Containers 101: What are containers? 🤔
Motivation
Containers are - by no means - a new technology. But for someone new to the field, they can be quite daunting. I myself learn most efficient when I have some explanation and some samples to start with, and then explore on my own from there on. This is what I would like to achieve with this article - or rather series of articles - for you. Let me guide you with some explanation and examples, so you can continue exploring on your own.
In this article, we will explore the concepts of containers. We will discuss how they differentiate from virtualization, and we will peek under the hood to see how they work. We will also discuss what possibilities we have to build and run containers and their up- and downsides. We will not yet write or run any containers, only explain. The actual doing will be done in subsequent articles.
What is a container, and what is it not?
Containers are often introduced as "a lightweight form of virtualization". In my opinion, this explanation does more harm than good.
When we virtualize something, we typically virtualize everything - Hardware and Software (including the operating system). So a virtual machine running Windows, for example, not only virtualizes the Windows OS, but also all hardware components[1]. This is not inherently bad. There is a reason why they are often used to analyze malware (geesforgeeks.org
): they provide very good isolation (but be warned: it is not perfect (security.stackexchange.com
)). But since there is no free lunch (en.wikipedia.org
), we have to pay for this level of isolation. The currency used is cpu cycles and memory.
Containers work quite differently. They can use virtualization as well, but for different things (mostly networking). The container in and of itself does not virtualize anything, quite the opposite: it uses the kernel of the host (redhat.com
). But wait! Isn’t this dangerous? Doesn’t that mean that a process, running in a container, can access the host? A-ha. That is where Linux namespaces (en.wikipedia.org
) come into play. They allow isolation and partition of resources, such that two processes see different resources, or maybe even the same resource, but with different permissions. Together with Linux Control Groups (en.wikipedia.org
), which allow to limit resource usage, they build the base for container technology. If you want to dive deeper, I recommend watching Liz Rice’s talk from the 2019 Container Stack conference (youtube.com
). In this 40-minute demo, Liz demonstrates how to use namespaces, control groups and some other elements to write a container runtime in Go (go.dev
).
Why use containers?
Works on my machine! (the view of a developer)
We understand on a fundamental level how containers work. But what do they actually do? To answer this, let me ask you another question.
Have you ever worked on an application, and something did not work (maybe a test, or a new feature)? And you asked your colleagues, but all you got was a "work on my machine"? This is one problem that containers try to solve. A container provides a known environment.
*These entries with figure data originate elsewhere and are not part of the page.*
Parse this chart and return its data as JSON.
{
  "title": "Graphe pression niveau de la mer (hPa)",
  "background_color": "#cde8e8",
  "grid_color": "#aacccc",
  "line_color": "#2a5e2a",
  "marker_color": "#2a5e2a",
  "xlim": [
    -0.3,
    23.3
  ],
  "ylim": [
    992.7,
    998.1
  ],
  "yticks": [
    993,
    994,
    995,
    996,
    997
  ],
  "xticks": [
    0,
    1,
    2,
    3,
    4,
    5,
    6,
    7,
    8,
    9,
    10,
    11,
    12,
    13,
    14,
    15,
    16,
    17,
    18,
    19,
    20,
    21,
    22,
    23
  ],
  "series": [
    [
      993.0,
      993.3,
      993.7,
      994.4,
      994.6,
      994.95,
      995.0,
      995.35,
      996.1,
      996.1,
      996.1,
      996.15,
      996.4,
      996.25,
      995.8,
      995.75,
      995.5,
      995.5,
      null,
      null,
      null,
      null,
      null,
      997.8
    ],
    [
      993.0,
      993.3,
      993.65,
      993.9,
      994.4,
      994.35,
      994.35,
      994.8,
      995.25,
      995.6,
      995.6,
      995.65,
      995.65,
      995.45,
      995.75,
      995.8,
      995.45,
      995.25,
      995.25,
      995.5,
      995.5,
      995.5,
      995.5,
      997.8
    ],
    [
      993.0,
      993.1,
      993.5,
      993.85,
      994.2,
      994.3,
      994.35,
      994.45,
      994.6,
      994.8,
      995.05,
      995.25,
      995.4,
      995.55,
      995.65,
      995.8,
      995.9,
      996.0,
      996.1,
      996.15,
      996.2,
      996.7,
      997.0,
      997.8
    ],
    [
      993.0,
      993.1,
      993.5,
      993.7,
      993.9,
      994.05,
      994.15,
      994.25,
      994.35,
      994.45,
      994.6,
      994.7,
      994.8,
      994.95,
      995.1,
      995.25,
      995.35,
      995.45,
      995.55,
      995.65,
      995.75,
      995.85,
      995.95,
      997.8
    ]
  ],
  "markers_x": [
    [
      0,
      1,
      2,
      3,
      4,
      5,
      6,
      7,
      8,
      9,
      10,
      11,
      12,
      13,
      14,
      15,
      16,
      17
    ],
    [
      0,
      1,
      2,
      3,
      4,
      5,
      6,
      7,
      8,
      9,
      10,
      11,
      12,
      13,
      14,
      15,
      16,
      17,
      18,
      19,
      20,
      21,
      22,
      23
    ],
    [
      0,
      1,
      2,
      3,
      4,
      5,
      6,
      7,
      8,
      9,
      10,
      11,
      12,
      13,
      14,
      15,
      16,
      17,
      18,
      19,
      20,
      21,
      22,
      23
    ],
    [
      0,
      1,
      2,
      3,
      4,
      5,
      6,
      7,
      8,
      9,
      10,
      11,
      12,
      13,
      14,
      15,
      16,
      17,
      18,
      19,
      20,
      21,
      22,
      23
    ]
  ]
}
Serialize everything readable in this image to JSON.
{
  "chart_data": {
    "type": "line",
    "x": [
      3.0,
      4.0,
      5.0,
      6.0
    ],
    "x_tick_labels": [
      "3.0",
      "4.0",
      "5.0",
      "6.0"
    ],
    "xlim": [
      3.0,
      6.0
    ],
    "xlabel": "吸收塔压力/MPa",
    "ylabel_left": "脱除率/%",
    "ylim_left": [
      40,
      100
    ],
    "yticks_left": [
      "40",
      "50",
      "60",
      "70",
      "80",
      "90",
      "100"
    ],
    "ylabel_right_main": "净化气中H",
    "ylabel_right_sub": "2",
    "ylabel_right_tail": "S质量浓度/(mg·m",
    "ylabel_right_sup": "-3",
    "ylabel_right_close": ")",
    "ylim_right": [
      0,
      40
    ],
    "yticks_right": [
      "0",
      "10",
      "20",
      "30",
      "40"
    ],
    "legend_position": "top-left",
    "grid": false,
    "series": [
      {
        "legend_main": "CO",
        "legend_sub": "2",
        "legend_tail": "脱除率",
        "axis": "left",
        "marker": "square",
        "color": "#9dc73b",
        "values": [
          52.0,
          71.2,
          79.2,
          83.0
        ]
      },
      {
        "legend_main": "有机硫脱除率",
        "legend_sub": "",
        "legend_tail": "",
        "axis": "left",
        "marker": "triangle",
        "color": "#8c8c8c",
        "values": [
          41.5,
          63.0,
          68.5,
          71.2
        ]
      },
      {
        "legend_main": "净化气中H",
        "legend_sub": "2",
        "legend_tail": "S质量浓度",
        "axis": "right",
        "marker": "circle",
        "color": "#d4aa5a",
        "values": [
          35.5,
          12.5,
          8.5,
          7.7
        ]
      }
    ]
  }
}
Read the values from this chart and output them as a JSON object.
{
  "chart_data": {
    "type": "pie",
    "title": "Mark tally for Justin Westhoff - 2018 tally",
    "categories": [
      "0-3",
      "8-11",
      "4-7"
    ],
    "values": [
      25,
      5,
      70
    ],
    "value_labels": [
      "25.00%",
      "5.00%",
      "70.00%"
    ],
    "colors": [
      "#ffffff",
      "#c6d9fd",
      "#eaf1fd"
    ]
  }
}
For example, a container may have a certain version of glibc
installed, and a piece of software either works with this version of glibc
, or it does not. If the entire development team runs the application form within the container, then it either works for all team members, or for none. Or at least it should. To achieve this, we have to talk about another concept. Containers are …
Cattle, not pet (the view of an operator)
In ye olden days, we had our mail server. And we provided sacrifices to it - especially before holidays - so the mail d(a)emon was pleased, and the server kept running. Same goes for the web server. And the file server. And that server of this one department that always fails in the middle of the night. In short: servers were pets, we cared for them.
reddit.com
)With containers, the story is different. Of course, we still need some hardware for the containers run on. And we still need to care for this hardware. But we do not have dedicated hardware for the mail server, or the file server. We have a pool of machines, executing containers. Usually, we have more machines than we need, so we can compensate if one or more of our machines fails. The mail server is one of the containers, as is the file server. If one of the container is behaving abnormally, we kill and replace it. Containers are cattle[2]. The phrased was most probably coined by Bill Baker between 2011 and 2012 (cloudscaling.com
).
Replacing the container may fix the issue because containers are ephemeral; if we replace a container, it always starts in the same state. All changes done previously are gone. While this presents certain challenges (who can we then persist anything if containers are ephemera?), which we will discuss in another article. But for now, we can analyze what benefits this provides.
Let us assume that we have a piece of software that interacts with a database, and that we need a database to execute some tests. Instead of documenting somewhere what database in what version we have to use, we can provide a container with the right database preinstalled. We can also provide a startup script that is executed when the container starts, to create users, schemas, tables, and maybe even some test data that is needed. Before we run the tests, we start the container, so that the tests can use the database. When the tests are done, we stop the container. Any time we start the container, we start with the same, known state. When we manipulate data in the container, the changes are discarded when the container is stopped.
Containers also simplify the distribution/delivery of software. We can just bake software - with all its dependencies - in a container and distribute this container.
Conclusion
We have discussed the difference between virtualization and containers, and through this, we took a look on how containers actually work under the hood. We also talked about the benefits containers provide, from an operative perspective and from a development perspective. Armed with this knowledge, we can take a look on how to create and distribute containers - but this will be an article for another day 🙂.